I’m really not up on the difference between banks and savings and loans. I’m aware that Talmans was a savings and loan, but we always called it a bank. Sadly Talmans is now defunct. Maybe twenty years ago in one of those bank crises they had to swallow some banks that had made bad loans, and they could never make up for that, and eventually somebody bought them out, and then somebody bought the buyers out, and now they are just some minor branch of some megabank, and that beautiful structure on the corner with all the coins embedded in the windows is abandoned and broken and covered with graffiti, while some little office in the south end of the bank by that once vast parking lot, does whatever business remains. There was a photo of it on a fb page called Forgotten Chicago. I can’t find it right now, but I will look later.


I think all that talk, and it seems to crop up every election time like it is some brand new idea, of a third party, is a bunch of bunk. Anybody with enough prestige to be a credible candidate is not going to throw it all away by running at the head of a third party ticket. I pretty much agree with you about the tea party. I think they have lost their invincibility and some republicans dare to speak against them now, but not too loud and not too long. We may see a small split in them between the more pragmatic and the more idealistic, but really no big deal. Liberals like me have long been looking at the Republican party and looking for a rupture, but I really think nothing like that is going to happen, and the dems are scared shitless of the reps and they will all hang together lest they all hang separately.

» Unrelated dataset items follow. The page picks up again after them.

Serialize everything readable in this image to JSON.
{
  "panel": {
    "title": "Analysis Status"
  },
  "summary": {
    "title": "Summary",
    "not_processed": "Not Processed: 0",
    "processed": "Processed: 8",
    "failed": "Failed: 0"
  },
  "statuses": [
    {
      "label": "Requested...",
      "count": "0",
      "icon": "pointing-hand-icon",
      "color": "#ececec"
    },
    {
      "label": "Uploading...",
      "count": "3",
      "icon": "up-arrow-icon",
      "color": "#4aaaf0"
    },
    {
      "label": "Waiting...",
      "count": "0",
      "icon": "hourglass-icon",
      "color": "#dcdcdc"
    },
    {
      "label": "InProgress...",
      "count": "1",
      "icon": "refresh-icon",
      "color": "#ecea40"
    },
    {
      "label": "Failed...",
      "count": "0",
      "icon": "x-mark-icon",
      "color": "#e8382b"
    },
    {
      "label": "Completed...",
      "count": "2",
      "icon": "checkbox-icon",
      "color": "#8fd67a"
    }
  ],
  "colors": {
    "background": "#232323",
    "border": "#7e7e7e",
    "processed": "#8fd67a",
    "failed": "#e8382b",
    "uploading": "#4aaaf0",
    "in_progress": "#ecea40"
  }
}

I am always a bit puzzled at fans of gridlock. To truly believe in gridlock I think you would have to believe that any change would be bad, and if any change would be bad, then we must currently have the best possible government at this very moment, yet most gridlockers don’t seem to feel that way either.


What I have been reading lately agrees with what that Irish lady was saying. Before the protestant revolution in England, it was sort of feudal with lords owning manors and the peasants living there were more or less his property, but it also meant that he was responsible for their welfare, and he would build up points towards heaven by being nice to them. I think that was mostly lip service and I don’t think anybody was very nice to them in practice, but at least they got that lip service, and some food. After the revolution they were seen as lazy bums, and not really God’s elite, otherwise why would they be poor, so they were shoved into workhouses.

Later on with the industrial revolution they were needed to stoke the factory fires, so they were fed a bit, and actually were able to gather some power and form unions and get better wages and claw their way into the middle class. Lately though the middle class is fading and they are falling back into poverty and anymore nobody needs them to stoke the factory fires or do chores around the manse, nobody needs them for anything, so nobody even wants to feed them anymore.

Wasn’t Ayn Rand’s answer to who will feed the poor, to say that you can if you want to, implying that the questioner was a soft collectivist and a bleeding heart. But what happens when the questioner sees the light, indeed when everybody does? Who feeds the poor then?